The scheme document in relation to the Scheme was published on 8 June 2023. The Company announced on 12 September 2023 that the High Court of Justice had sanctioned the Scheme at the Court Sanction Hearing held earlier on the same date.

Egdon Resources has today announced that following the delivery of a copy of the Court Order to the Registrar of Companies today, the Scheme has now become effective in accordance with its terms.

Capitalised terms used in this announcement, unless otherwise defined, have the same meanings as set out in the Scheme Document, a copy of which is available, subject to certain restrictions relating to persons in Restricted Jurisdictions, on the Company’s website.

Settlement

Scheme Shareholders on the register of members of Egdon at the Scheme Record Time, being 6.00 p.m. on 14 September 2023, will be entitled to receive 4.5 pence in cash for each Scheme Share held.

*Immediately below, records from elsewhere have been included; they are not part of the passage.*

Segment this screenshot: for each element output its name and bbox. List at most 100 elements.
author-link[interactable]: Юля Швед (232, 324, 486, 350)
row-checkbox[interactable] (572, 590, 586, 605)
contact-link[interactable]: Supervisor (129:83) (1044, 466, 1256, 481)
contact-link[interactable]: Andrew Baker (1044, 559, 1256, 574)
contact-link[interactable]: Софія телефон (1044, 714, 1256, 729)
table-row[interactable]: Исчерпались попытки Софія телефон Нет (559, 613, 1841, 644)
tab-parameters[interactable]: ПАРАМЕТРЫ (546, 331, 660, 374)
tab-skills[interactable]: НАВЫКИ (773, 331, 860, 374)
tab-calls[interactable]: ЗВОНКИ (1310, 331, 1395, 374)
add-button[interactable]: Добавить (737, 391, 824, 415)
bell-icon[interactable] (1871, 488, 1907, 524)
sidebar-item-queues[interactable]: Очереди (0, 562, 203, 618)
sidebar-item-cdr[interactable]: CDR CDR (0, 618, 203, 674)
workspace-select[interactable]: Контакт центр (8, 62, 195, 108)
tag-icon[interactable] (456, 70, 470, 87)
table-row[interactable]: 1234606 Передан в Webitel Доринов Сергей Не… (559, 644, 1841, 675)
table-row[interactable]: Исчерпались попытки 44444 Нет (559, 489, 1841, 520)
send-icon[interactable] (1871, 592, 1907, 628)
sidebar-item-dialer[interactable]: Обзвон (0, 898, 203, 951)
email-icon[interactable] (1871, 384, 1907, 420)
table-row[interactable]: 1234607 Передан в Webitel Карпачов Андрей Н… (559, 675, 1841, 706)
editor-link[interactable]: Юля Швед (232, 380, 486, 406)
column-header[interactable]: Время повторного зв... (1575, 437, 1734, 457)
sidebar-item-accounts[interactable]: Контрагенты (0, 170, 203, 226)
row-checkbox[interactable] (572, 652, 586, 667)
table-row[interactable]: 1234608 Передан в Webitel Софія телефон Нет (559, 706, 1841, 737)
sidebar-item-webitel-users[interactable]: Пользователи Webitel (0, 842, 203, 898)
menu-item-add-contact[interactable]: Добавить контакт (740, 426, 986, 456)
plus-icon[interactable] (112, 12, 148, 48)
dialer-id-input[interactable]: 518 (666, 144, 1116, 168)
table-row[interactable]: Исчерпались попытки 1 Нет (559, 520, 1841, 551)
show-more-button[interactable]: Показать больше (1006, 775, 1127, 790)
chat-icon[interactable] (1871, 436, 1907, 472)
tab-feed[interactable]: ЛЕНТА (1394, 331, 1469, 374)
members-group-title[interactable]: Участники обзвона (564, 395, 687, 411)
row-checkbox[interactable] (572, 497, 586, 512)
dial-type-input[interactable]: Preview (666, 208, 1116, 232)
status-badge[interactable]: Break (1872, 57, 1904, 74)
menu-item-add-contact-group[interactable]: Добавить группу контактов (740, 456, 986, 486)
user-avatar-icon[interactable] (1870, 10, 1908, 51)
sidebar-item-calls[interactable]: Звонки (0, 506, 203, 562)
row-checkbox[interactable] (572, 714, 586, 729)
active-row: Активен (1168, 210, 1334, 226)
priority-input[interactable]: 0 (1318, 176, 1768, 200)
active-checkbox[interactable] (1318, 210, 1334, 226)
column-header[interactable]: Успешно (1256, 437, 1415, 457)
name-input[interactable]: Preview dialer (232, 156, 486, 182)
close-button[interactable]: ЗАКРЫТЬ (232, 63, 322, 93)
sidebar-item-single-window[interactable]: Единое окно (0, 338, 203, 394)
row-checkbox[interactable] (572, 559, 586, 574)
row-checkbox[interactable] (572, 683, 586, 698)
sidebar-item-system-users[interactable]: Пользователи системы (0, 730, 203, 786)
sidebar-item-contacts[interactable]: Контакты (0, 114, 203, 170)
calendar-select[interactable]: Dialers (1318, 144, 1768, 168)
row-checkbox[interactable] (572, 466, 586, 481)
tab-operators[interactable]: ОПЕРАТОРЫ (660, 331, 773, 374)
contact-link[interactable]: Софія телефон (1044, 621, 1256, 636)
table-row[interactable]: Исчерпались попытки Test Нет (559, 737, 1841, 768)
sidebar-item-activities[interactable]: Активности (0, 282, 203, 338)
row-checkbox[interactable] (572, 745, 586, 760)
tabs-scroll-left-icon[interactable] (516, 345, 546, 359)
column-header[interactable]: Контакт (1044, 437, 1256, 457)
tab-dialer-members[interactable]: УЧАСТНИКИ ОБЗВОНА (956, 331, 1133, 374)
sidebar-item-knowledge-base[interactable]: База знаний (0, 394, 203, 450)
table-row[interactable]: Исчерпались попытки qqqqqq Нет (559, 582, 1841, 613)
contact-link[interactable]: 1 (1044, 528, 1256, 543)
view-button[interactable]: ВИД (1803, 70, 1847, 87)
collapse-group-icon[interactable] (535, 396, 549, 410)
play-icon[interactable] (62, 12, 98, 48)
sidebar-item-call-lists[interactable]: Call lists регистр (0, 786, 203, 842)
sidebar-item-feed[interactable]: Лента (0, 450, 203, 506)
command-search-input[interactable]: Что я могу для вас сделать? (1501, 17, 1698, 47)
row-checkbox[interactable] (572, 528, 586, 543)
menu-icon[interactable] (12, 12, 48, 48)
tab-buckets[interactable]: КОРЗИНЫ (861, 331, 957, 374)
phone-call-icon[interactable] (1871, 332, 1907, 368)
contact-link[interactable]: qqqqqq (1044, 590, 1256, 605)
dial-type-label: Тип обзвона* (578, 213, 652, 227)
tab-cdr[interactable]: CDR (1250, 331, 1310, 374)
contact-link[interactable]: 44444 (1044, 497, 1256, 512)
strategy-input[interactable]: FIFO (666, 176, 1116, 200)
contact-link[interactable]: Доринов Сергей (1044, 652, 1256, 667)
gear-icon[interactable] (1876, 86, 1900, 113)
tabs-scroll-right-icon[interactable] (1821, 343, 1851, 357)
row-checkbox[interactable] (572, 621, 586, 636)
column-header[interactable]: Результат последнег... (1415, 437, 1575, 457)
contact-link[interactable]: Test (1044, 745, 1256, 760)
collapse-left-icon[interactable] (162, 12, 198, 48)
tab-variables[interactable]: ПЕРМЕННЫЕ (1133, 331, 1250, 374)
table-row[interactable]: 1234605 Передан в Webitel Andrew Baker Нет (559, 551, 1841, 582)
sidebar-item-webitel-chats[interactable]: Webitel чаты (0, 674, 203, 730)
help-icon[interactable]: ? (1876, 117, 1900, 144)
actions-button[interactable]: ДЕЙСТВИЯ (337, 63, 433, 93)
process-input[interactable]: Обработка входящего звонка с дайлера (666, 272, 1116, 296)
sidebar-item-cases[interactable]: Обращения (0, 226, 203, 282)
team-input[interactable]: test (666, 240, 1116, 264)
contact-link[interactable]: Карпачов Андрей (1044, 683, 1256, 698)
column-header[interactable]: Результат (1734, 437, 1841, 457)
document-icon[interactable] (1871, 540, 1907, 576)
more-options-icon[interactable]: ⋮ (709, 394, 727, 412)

Settlement of the consideration to which any Egdon Shareholder is entitled in respect of the Acquisition will be effected within 14 days of this announcement, being 29 September 2023. 

Suspension of trading and cancellation of admission to trading on AIM

Dealings in Egdon Shares on AIM were suspended with effect from 7.30 a.m. today. An application has been made to the London Stock Exchange for the de-listing and cancellation of admission to trading of the Egdon Shares on AIM, which is expected to take effect at or around 7.00 a.m. on 18 September 2023.

Egdon Resources is no longer in an “Offer Period” as defined in the Takeover Code and accordingly the dealing disclosure requirements previously notified to Egdon Shareholders no longer apply.